Zwing Uri is a ruined medieval castle north of Amsteg, today in the territory of the municipality of Silenen in the canton of Uri in Switzerland. It is a Swiss heritage site of national significance.

The castle is notable for its role in Swiss historiography as the first fortress destroyed in the Burgenbruch at the beginning of the Swiss Confederacy.
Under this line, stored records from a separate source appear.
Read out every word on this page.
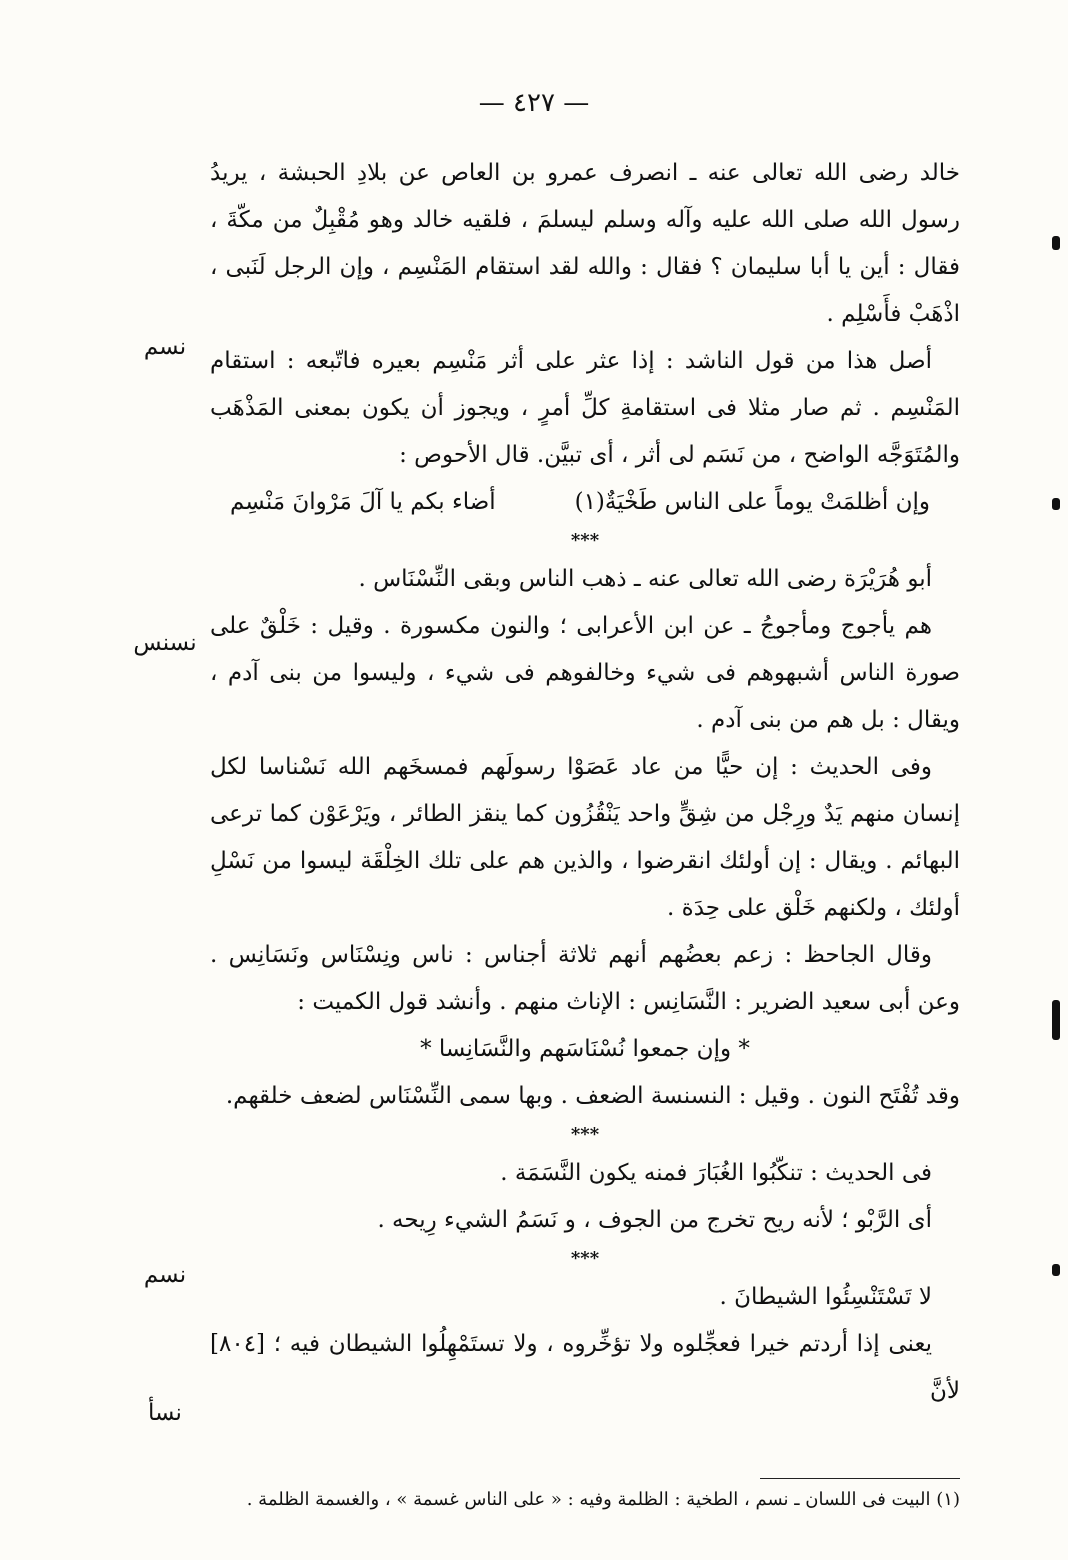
— ٤٢٧ —
نسم
نسنس
نسم
نسأ

خالد رضى الله تعالى عنه ـ انصرف عمرو بن العاص عن بلادِ الحبشة ، يريدُ رسول الله صلى الله عليه وآله وسلم ليسلمَ ، فلقيه خالد وهو مُقْبِلٌ من مكّةَ ، فقال : أين يا أبا سليمان ؟ فقال : والله لقد استقام المَنْسِم ، وإن الرجل لَنَبى ، اذْهَبْ فأَسْلِم .

أصل هذا من قول الناشد : إذا عثر على أثر مَنْسِم بعيره فاتّبعه : استقام المَنْسِم . ثم صار مثلا فى استقامةِ كلِّ أمرٍ ، ويجوز أن يكون بمعنى المَذْهَب والمُتَوَجَّه الواضح ، من نَسَم لى أثر ، أى تبيَّن. قال الأحوص :

وإن أظلمَتْ يوماً على الناس طَخْيَةٌ(١)
أضاء بكم يا آلَ مَرْوانَ مَنْسِم

***

أبو هُرَيْرَة رضى الله تعالى عنه ـ ذهب الناس وبقى النِّسْنَاس .

هم يأجوج ومأجوجُ ـ عن ابن الأعرابى ؛ والنون مكسورة . وقيل : خَلْقٌ على صورة الناس أشبهوهم فى شيء وخالفوهم فى شيء ، وليسوا من بنى آدم ، ويقال : بل هم من بنى آدم .

وفى الحديث : إن حيًّا من عاد عَصَوْا رسولَهم فمسخَهم الله نَسْناسا لكل إنسان منهم يَدٌ ورِجْل من شِقٍّ واحد يَنْقُزُون كما ينقز الطائر ، ويَرْعَوْن كما ترعى البهائم . ويقال : إن أولئك انقرضوا ، والذين هم على تلك الخِلْقَة ليسوا من نَسْلِ أولئك ، ولكنهم خَلْق على حِدَة .

وقال الجاحظ : زعم بعضُهم أنهم ثلاثة أجناس : ناس ونِسْنَاس ونَسَانِس . وعن أبى سعيد الضرير : النَّسَانِس : الإناث منهم . وأنشد قول الكميت :

* وإن جمعوا نُسْنَاسَهم والنَّسَانِسا *

وقد تُفْتَح النون . وقيل : النسنسة الضعف . وبها سمى النِّسْنَاس لضعف خلقهم.

***

فى الحديث : تنكّبُوا الغُبَارَ فمنه يكون النَّسَمَة .

أى الرَّبْو ؛ لأنه ريح تخرج من الجوف ، و نَسَمُ الشيء رِيحه .

***

لا تَسْتَنْسِئُوا الشيطانَ .

يعنى إذا أردتم خيرا فعجِّلوه ولا تؤخِّروه ، ولا تستَمْهِلُوا الشيطان فيه ؛ [٨٠٤] لأنَّ

(١) البيت فى اللسان ـ نسم ، الطخية : الظلمة وفيه : « على الناس غسمة » ، والغسمة الظلمة .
The slighting of Zwing Uri (Twing Üren) is mentioned in the White Book of Sarnen, a Swiss chronicle of 1470. The event is placed in the year 1307 by the Chronicon Helveticum (1570).

The site had been occupied since the Bronze Age. By 1150, there had been a farmstead with three buildings. By the early 13th century, the dwelling was replaced by a defensive tower. During the period of 1310 to 1320, the tower was still standing, and there are traces of a planned expansion into a full castle with a ring wall and a moat. This expansion was interrupted at about six weeks into the construction work, and the castle was abandoned in ca. 1320, i.e. 13 years after the traditional date of the Burgenbruch.

The site remained unoccupied until 1868, when a restaurant was built, using stones from the ruin. The remains were secured in 1928, when the ruin was acquired by the Schweizerischer Burgenverein. Archaeological excavations of the ruin were performed in 1978.